An opinion poll by the CNN-IBN television network made grim reading for the government, with 67 per cent of respondents saying it has lost its credibility because of multiple graft scandals and 61 per cent saying Mr Singh should exit.

Analysts described the ratings as further evidence of a government in terminal decline, with Rajeev Malik, economist at investment house CLSA, saying the poll read almost like an "obituary".

Opposition calls have increased for the resignation of Mr Singh, who was shown on a recent magazine cover under the headline "Dr Dolittle" for overseeing a sharp economic slowdown and apparently turning an blind eye to years of corruption.

"Congress should apologise for its years of misrule," Sushma Swaraj, the leader of the Hindu nationalist opposition Bharatiya Janata Party, said yesterday. He said Mr Singh may be "prime minister but he is no leader".

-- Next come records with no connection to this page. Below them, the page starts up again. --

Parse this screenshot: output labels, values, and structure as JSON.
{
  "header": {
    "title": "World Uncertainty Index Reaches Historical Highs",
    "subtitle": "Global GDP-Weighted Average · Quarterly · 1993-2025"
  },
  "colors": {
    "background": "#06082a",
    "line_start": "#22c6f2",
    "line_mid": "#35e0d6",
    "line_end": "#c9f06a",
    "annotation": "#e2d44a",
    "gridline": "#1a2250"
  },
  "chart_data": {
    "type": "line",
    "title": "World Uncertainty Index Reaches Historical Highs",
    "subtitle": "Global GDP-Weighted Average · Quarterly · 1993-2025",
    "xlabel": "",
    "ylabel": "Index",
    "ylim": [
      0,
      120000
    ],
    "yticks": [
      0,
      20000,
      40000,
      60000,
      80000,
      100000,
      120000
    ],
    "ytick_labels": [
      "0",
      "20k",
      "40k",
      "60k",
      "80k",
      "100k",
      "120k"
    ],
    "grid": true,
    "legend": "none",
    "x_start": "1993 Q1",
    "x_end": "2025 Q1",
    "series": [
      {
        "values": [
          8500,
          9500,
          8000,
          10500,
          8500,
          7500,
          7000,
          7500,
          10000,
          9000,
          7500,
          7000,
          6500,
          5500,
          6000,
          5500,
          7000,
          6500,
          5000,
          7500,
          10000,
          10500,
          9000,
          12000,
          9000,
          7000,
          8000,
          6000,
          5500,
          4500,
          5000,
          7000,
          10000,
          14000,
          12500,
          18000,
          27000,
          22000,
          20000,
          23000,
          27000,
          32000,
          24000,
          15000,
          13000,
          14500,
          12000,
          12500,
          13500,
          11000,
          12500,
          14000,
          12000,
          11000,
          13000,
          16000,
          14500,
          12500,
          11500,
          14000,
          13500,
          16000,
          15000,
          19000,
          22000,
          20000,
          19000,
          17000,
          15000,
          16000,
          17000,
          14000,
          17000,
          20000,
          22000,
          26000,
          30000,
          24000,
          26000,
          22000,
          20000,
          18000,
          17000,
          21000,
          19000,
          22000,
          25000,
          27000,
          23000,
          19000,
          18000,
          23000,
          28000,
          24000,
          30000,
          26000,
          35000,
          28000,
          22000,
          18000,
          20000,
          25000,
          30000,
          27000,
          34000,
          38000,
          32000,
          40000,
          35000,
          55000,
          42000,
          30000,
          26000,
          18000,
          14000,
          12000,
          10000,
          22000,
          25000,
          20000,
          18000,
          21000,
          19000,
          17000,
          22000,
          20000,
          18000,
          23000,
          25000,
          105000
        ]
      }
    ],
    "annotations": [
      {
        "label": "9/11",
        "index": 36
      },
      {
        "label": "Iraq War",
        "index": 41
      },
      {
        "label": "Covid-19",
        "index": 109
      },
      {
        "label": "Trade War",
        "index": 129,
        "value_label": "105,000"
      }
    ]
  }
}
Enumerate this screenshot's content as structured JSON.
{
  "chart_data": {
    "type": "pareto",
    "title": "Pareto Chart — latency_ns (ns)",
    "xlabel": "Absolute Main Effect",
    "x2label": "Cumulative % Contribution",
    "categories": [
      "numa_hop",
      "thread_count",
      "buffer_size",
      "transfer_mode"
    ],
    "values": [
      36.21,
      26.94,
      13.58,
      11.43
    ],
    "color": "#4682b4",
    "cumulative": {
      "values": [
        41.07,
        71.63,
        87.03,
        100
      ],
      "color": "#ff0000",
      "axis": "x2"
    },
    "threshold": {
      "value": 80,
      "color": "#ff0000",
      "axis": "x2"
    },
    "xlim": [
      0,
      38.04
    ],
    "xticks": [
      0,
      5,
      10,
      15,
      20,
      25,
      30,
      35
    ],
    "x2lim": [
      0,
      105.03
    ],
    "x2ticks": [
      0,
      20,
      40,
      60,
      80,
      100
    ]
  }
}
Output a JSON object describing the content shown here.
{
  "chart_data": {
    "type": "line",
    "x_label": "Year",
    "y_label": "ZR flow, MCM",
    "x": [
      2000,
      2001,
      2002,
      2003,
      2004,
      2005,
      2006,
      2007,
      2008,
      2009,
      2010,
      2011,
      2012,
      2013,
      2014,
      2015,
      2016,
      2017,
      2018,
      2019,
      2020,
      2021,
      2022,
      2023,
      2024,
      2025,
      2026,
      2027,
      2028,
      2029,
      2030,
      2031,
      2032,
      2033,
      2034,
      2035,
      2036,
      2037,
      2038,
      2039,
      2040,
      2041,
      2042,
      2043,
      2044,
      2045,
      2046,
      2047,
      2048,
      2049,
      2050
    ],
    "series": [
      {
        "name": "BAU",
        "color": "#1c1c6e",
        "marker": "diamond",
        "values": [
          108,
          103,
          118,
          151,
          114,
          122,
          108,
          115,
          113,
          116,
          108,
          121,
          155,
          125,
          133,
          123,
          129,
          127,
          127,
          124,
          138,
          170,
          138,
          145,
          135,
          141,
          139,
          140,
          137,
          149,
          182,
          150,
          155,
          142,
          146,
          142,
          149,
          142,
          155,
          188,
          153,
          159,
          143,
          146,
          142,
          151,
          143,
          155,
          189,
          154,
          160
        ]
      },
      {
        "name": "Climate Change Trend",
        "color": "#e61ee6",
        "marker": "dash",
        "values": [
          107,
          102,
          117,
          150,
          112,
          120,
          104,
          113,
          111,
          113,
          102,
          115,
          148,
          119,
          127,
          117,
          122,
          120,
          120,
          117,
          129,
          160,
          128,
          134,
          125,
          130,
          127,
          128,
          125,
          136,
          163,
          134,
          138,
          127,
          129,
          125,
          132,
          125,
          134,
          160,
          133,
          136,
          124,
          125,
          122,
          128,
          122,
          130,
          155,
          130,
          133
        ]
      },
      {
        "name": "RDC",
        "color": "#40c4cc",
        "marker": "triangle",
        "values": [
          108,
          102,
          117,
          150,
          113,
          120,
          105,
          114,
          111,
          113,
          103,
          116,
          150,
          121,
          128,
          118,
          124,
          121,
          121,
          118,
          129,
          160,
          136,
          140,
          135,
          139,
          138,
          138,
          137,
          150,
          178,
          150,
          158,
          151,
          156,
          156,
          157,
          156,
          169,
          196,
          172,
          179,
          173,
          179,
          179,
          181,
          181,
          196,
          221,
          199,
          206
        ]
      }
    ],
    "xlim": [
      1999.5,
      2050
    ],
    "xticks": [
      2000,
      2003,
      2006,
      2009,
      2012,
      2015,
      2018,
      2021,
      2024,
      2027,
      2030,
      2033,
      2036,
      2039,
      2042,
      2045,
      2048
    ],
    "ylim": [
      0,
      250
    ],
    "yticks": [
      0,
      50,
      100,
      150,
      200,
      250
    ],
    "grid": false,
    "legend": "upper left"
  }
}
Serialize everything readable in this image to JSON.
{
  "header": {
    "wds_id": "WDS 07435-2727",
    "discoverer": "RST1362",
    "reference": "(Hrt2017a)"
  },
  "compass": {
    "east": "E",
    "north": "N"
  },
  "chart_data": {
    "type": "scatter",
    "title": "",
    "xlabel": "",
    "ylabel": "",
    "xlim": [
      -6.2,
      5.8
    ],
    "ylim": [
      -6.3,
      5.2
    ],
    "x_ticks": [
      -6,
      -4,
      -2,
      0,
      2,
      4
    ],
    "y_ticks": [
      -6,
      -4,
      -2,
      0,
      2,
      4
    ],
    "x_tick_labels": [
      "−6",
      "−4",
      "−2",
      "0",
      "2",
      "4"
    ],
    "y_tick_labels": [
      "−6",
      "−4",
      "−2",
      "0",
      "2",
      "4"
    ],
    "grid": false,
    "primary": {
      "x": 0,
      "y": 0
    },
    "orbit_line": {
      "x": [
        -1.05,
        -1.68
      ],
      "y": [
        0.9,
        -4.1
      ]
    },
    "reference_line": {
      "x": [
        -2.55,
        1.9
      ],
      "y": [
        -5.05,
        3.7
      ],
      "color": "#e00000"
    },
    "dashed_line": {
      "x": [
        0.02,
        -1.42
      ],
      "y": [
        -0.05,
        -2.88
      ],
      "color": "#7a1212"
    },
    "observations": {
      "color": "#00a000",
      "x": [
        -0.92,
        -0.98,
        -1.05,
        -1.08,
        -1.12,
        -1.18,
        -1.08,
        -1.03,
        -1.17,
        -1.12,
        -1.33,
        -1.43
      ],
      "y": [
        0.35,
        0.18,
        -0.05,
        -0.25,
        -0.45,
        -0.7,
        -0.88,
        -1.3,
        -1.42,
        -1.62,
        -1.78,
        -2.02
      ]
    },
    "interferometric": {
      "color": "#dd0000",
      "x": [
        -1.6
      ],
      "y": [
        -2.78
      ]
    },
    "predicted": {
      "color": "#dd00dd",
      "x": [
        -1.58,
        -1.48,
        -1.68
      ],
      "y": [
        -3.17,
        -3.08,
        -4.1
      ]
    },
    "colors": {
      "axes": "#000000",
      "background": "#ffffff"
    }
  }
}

Congress was shaken this month by the resignation of two ministers related to new scandals - one over government interference in a police corruption probe and another over a bribe allegation.

The latest controversies paralysed parliament and derailed government measures to further open up the heavily state-controlled economy.

They also came as the government was still reeling from 2010 charges that cut-rate allocation of telecoms spectrum may have cost the exchequer 1.72 trillion rupees (Dh113.86 billion) and heightened speculation about how long the minority administration can stagger on.

The Congress party mandate - the party was re-elected for a second five-year term in 2009 under the leadership of populist party president Sonia Gandhi - expires in May next year.

Ms Gandhi is widely regarded as calling the shots in the government and her son, Rahul, is being lined up by the party to take power.

But Subhash Agrawal, head of think tank India Focus, said the Congress party would struggle to stay in office. "The government is in a precarious situation," he said.

The party is clinging to power with the support of two regional parties but "there may be a time when they decide supporting the government is a liability and they pull the plug", said political analyst Parsa Venkateshwar Rao.

"No one expects this government to go its full term. The betting is it will call polls between October and February."

The mild-mannered Mr Singh, the pioneer of India's landmark economic reforms in the 1990s, was due to host a dinner yesterday to mark the left-leaning party's anniversary.

He was to issue a report card listing achievements that include a drop in those living below the poverty line to 350 million from 400 million.

The Congress party spokeswoman, Renuka Chowdhury, fired back at the opposition, calling it "pathetic and bankrupt" and asserting that the government would "pull off a hat-trick" with a third straight poll victory.

The CNN-IBN poll showed 56 per cent of respondents oppose yjr Congress party winning another term. Some 38 per cent wanted Narendra Modi, the chief minister of thriving Gujarat state, to run for the BJP as prime minister.

Mr Gandhi, who has shown reluctance to take the post, was supported by just 14 per cent of voters.